Les forces spéciales "ne font pas pleinement confiance à un candidat tant qu’elles ne l’ont pas vu en phase d’effondrement"

Il s’inspire dans son raisonnement des méthodes militaires. L’armée, explique-t-il, "s’interdit de déployer les forces traditionnelles en présence d’un enjeu vital ou stratégique". Elle choisit de faire opérer les forces spéciales dès lors que "le timing n’est pas maîtrisé" ou quand la situation exige "la collaboration de personnes n’ayant encore jamais travaillé ensemble". Ces forces spéciales, elles, "ne font pas pleinement confiance à un candidat tant qu’elles ne l’ont pas vu en phase d’effondrement".

Apprendre l’incertitude

Cela ne signifie pas pour autant que l’on ne peut pas apprendre à, sinon la dompter, du moins apprivoiser l’incertitude. Le cabinet Nelta fait là encore le pari de s’inspirer des méthodes des forces spéciales pour transmettre cet "art de rebondir". Les participants sont invités à imaginer les scénarios qui rendraient impossible la continuité de l’activité de leur entreprise, et à concevoir l’organisation à déployer. Le premier des enseignements ? La nécessité de disposer d’instructions extrêmement claires. En effet, insiste Michel Font, "il est essentiel de comprendre ce qui est attendu car le moindre doute génère, en bout de course, d’énormes écarts de compréhension".  

L’heure n’est plus "aux dirigeants omnipotents et omniscients"

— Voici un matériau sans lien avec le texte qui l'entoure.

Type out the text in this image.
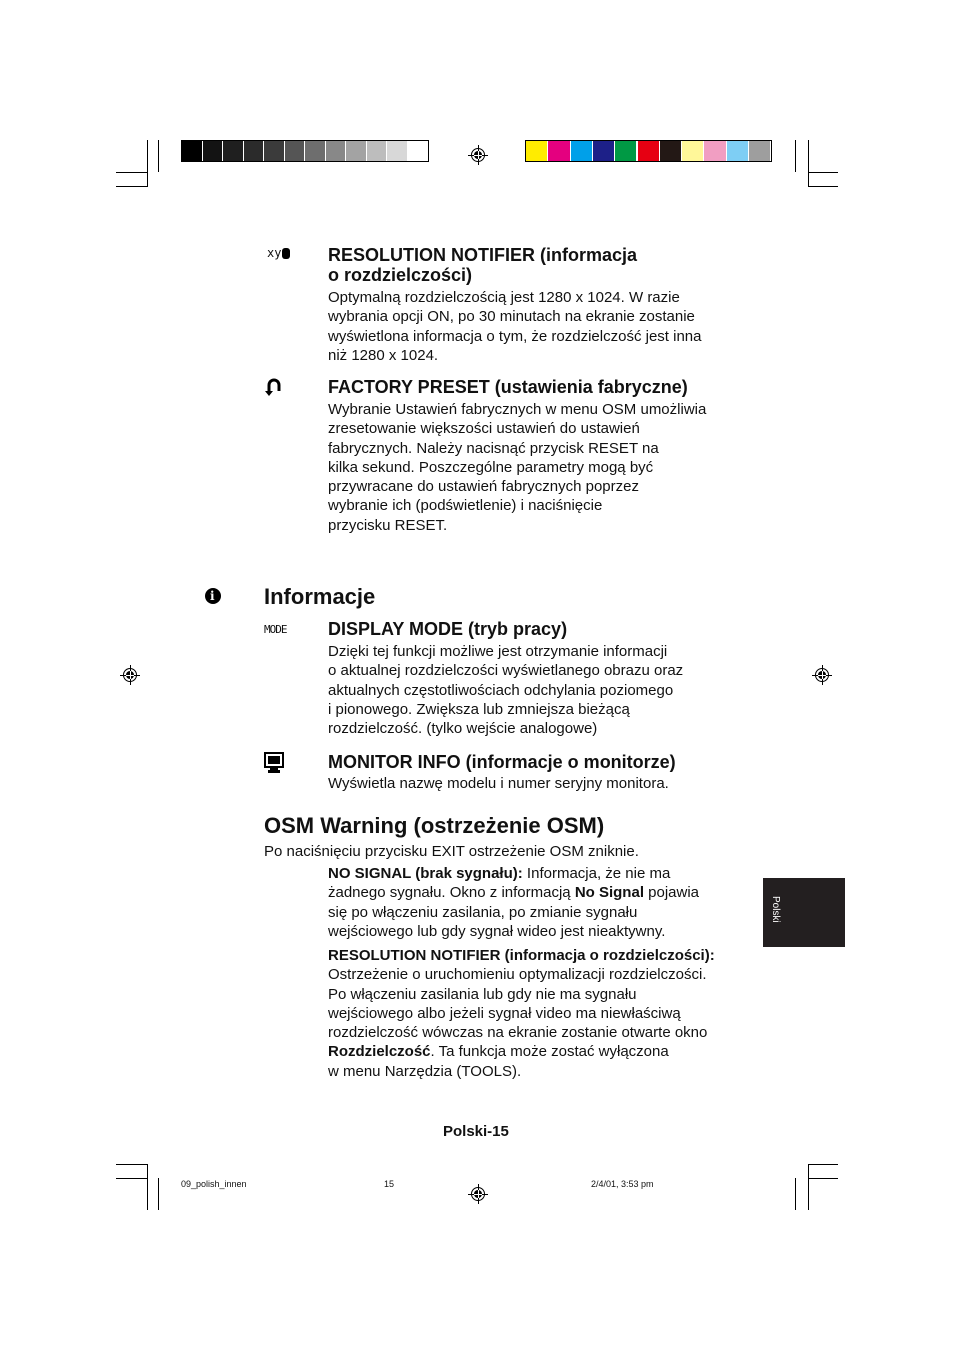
xy	RESOLUTION NOTIFIER (informacja
o rozdzielczości)
Optymalną rozdzielczością jest 1280 x 1024. W razie
wybrania opcji ON, po 30 minutach na ekranie zostanie
wyświetlona informacja o tym, że rozdzielczość jest inna
niż 1280 x 1024.
FACTORY PRESET (ustawienia fabryczne)
Wybranie Ustawień fabrycznych w menu OSM umożliwia
zresetowanie większości ustawień do ustawień
fabrycznych. Należy nacisnąć przycisk RESET na
kilka sekund. Poszczególne parametry mogą być
przywracane do ustawień fabrycznych poprzez
wybranie ich (podświetlenie) i naciśnięcie
przycisku RESET.
i Informacje
MODE DISPLAY MODE (tryb pracy)
Dzięki tej funkcji możliwe jest otrzymanie informacji
o aktualnej rozdzielczości wyświetlanego obrazu oraz
aktualnych częstotliwościach odchylania poziomego
i pionowego. Zwiększa lub zmniejsza bieżącą
rozdzielczość. (tylko wejście analogowe)
MONITOR INFO (informacje o monitorze)
Wyświetla nazwę modelu i numer seryjny monitora.
OSM Warning (ostrzeżenie OSM)
Po naciśnięciu przycisku EXIT ostrzeżenie OSM zniknie.
NO SIGNAL (brak sygnału): Informacja, że nie ma
żadnego sygnału. Okno z informacją No Signal pojawia
się po włączeniu zasilania, po zmianie sygnału
wejściowego lub gdy sygnał wideo jest nieaktywny.
RESOLUTION NOTIFIER (informacja o rozdzielczości):
Ostrzeżenie o uruchomieniu optymalizacji rozdzielczości.
Po włączeniu zasilania lub gdy nie ma sygnału
wejściowego albo jeżeli sygnał video ma niewłaściwą
rozdzielczość wówczas na ekranie zostanie otwarte okno
Rozdzielczość. Ta funkcja może zostać wyłączona
w menu Narzędzia (TOOLS).
Polski
Polski-15
09_polish_innen	15	2/4/01, 3:53 pm
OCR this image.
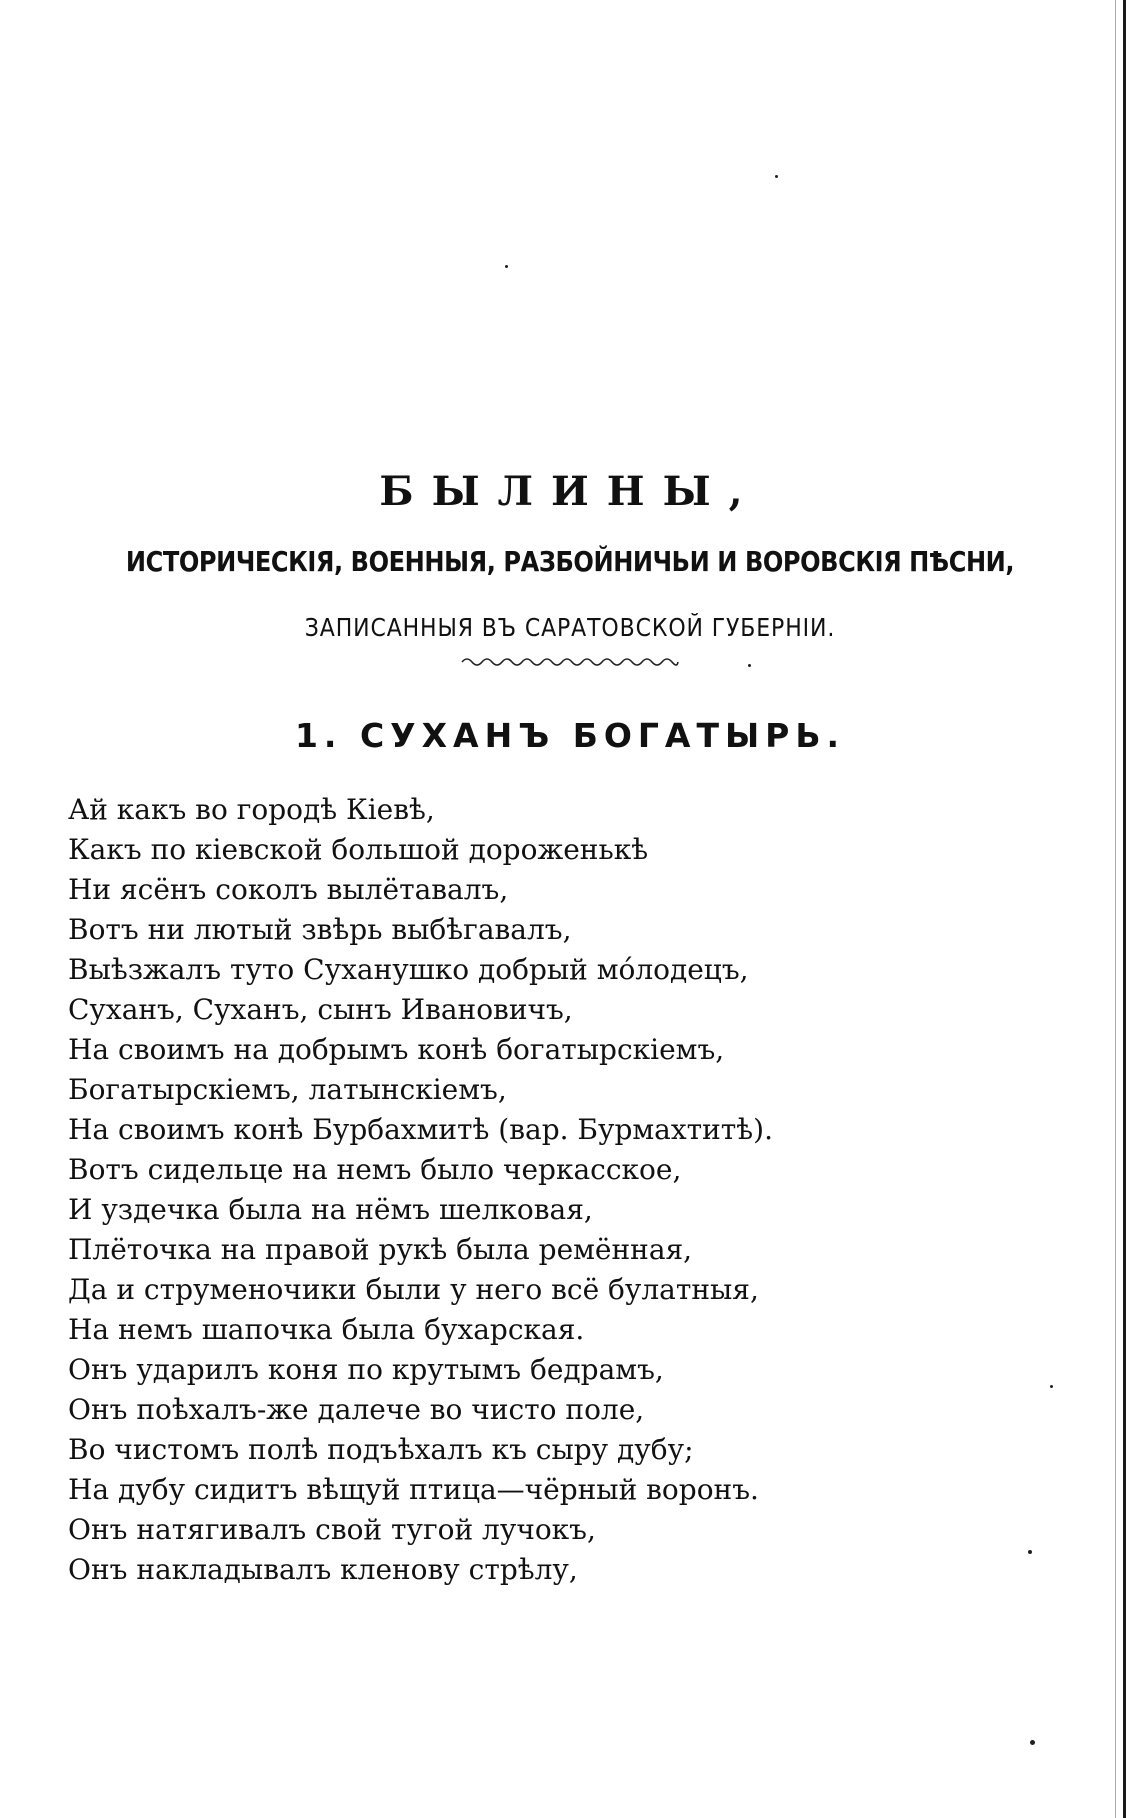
БЫЛИНЫ,
ИСТОРИЧЕСКІЯ, ВОЕННЫЯ, РАЗБОЙНИЧЬИ И ВОРОВСКІЯ ПѢСНИ,
ЗАПИСАННЫЯ ВЪ САРАТОВСКОЙ ГУБЕРНІИ.
1. СУХАНЪ БОГАТЫРЬ.
Ай какъ во городѣ Кіевѣ,
Какъ по кіевской большой дороженькѣ
Ни ясёнъ соколъ вылётавалъ,
Вотъ ни лютый звѣрь выбѣгавалъ,
Выѣзжалъ туто Суханушко добрый мóлодецъ,
Суханъ, Суханъ, сынъ Ивановичъ,
На своимъ на добрымъ конѣ богатырскіемъ,
Богатырскіемъ, латынскіемъ,
На своимъ конѣ Бурбахмитѣ (вар. Бурмахтитѣ).
Вотъ сидельце на немъ было черкасское,
И уздечка была на нёмъ шелковая,
Плёточка на правой рукѣ была ремённая,
Да и струменочики были у него всё булатныя,
На немъ шапочка была бухарская.
Онъ ударилъ коня по крутымъ бедрамъ,
Онъ поѣхалъ-же далече во чисто поле,
Во чистомъ полѣ подъѣхалъ къ сыру дубу;
На дубу сидитъ вѣщуй птица—чёрный воронъ.
Онъ натягивалъ свой тугой лучокъ,
Онъ накладывалъ кленову стрѣлу,
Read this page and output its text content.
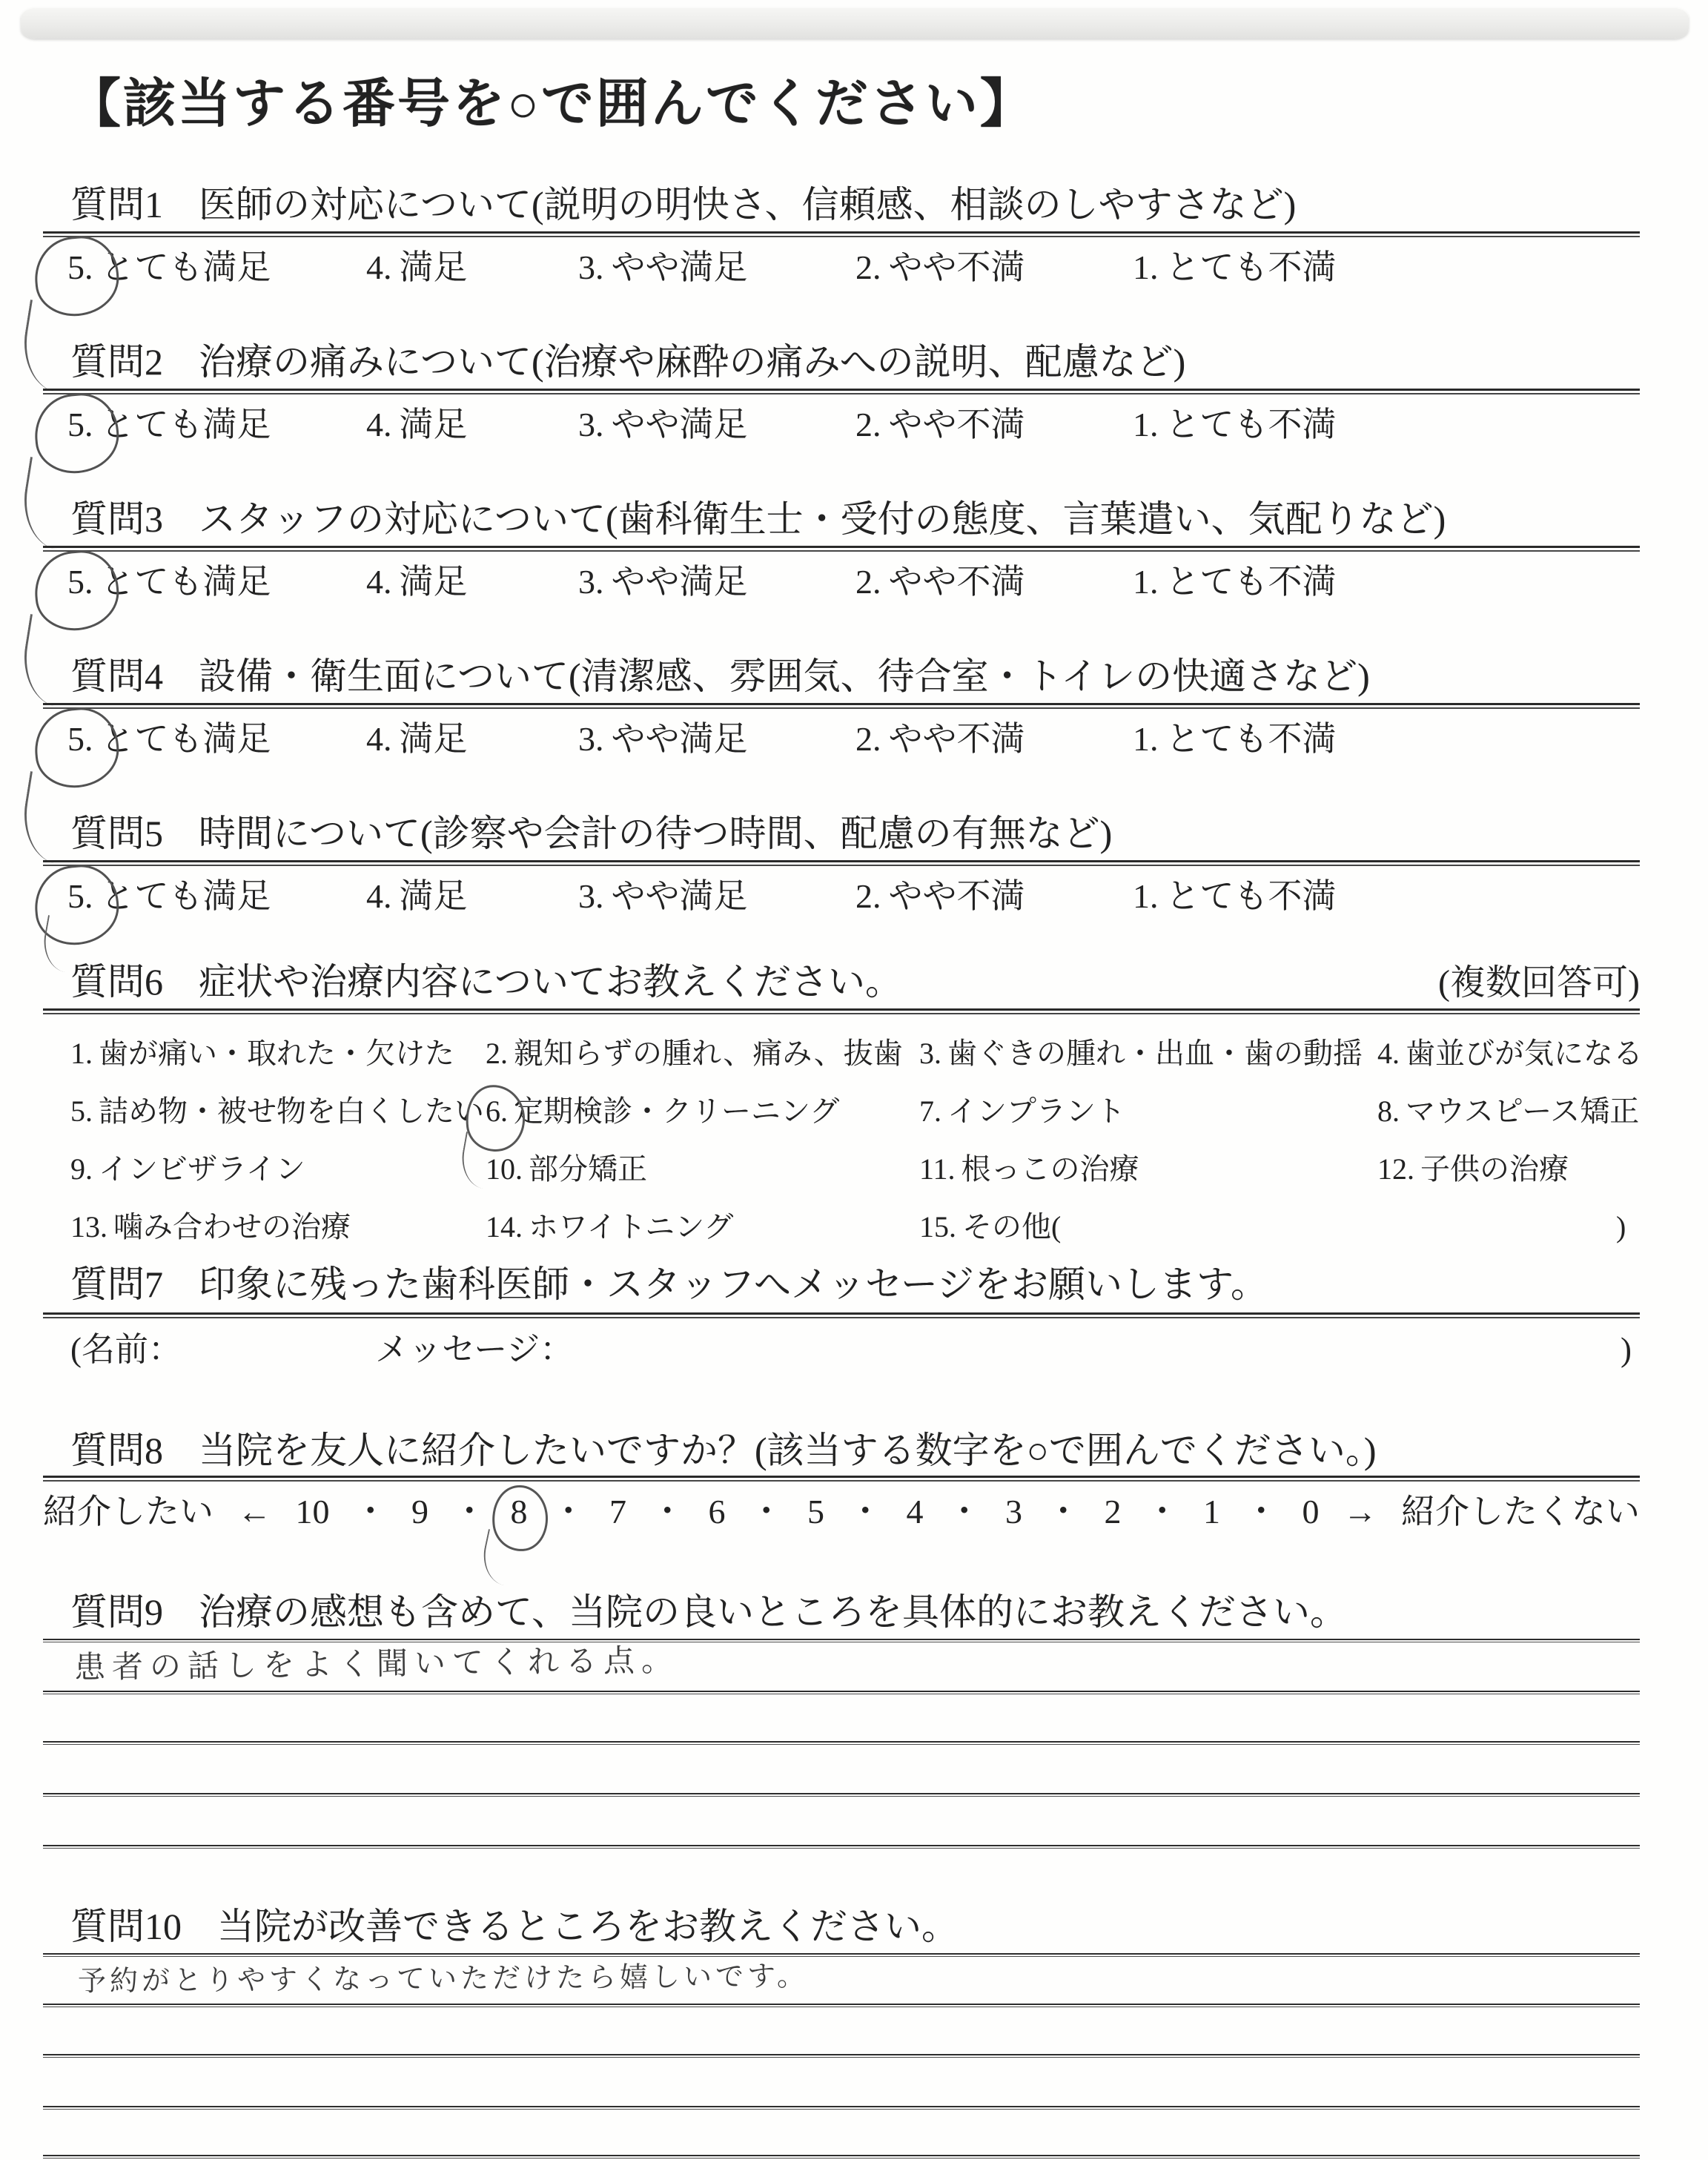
【該当する番号を○で囲んでください】
質問1 医師の対応について(説明の明快さ、信頼感、相談のしやすさなど)
5. とても満足	4. 満足	3. やや満足	2. やや不満	1. とても不満
質問2 治療の痛みについて(治療や麻酔の痛みへの説明、配慮など)
5. とても満足	4. 満足	3. やや満足	2. やや不満	1. とても不満
質問3 スタッフの対応について(歯科衛生士・受付の態度、言葉遣い、気配りなど)
5. とても満足	4. 満足	3. やや満足	2. やや不満	1. とても不満
質問4 設備・衛生面について(清潔感、雰囲気、待合室・トイレの快適さなど)
5. とても満足	4. 満足	3. やや満足	2. やや不満	1. とても不満
質問5 時間について(診察や会計の待つ時間、配慮の有無など)
5. とても満足	4. 満足	3. やや満足	2. やや不満	1. とても不満
質問6 症状や治療内容についてお教えください。	(複数回答可)
1. 歯が痛い・取れた・欠けた 2. 親知らずの腫れ、痛み、抜歯 3. 歯ぐきの腫れ・出血・歯の動揺 4. 歯並びが気になる
5. 詰め物・被せ物を白くしたい 6. 定期検診・クリーニング	7. インプラント	8. マウスピース矯正
9. インビザライン	10. 部分矯正	11. 根っこの治療	12. 子供の治療
13. 噛み合わせの治療	14. ホワイトニング	15. その他(	)
質問7 印象に残った歯科医師・スタッフへメッセージをお願いします。
(名前：	メッセージ：	)
質問8 当院を友人に紹介したいですか？(該当する数字を○で囲んでください。)
紹介したい ← 10 ・ 9 ・ 8 ・ 7 ・ 6 ・ 5 ・ 4 ・ 3 ・ 2 ・ 1 ・ 0 → 紹介したくない
質問9 治療の感想も含めて、当院の良いところを具体的にお教えください。
患者の話しをよく聞いてくれる点。
質問10 当院が改善できるところをお教えください。
予約がとりやすくなっていただけたら嬉しいです。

Mais, même en étant au clair sur "l’état final recherché", nul n’est à l’abri d’un échec. C’est même ce qui arrive à coup sûr aux dirigeants qui se confrontent aux business cases conçus par les équipes de Nelta. Michel Font énumère plusieurs raisons pouvant expliquer que telle décision n’a pas eu l’effet escompté. Si la taille de l’équipe dirigeante est trop importante, "les décisions seront plus lentes à prendre et souvent moins bonnes". La communication joue aussi un rôle déterminant. "Trop dosée ou pas assez, elle peut s’avérer contre-productive". En somme, dans un monde plus incertain que jamais, l’heure n’est plus aux "dirigeants omnipotents et omniscients". La vulnérabilité constitue même un atout. Une idée contre-intuitive ? Pas vraiment. À moins de souscrire à la pensée dominante qui voue un culte aux dirigeants charismatiques, persuasifs et, parfois, autoritaires. Ceux-là même qui, par excès de confiance, ont tendance à précipiter la chute de leur entreprise. L’humilité n’empêche pas l’ambition ni l’esprit de compétition.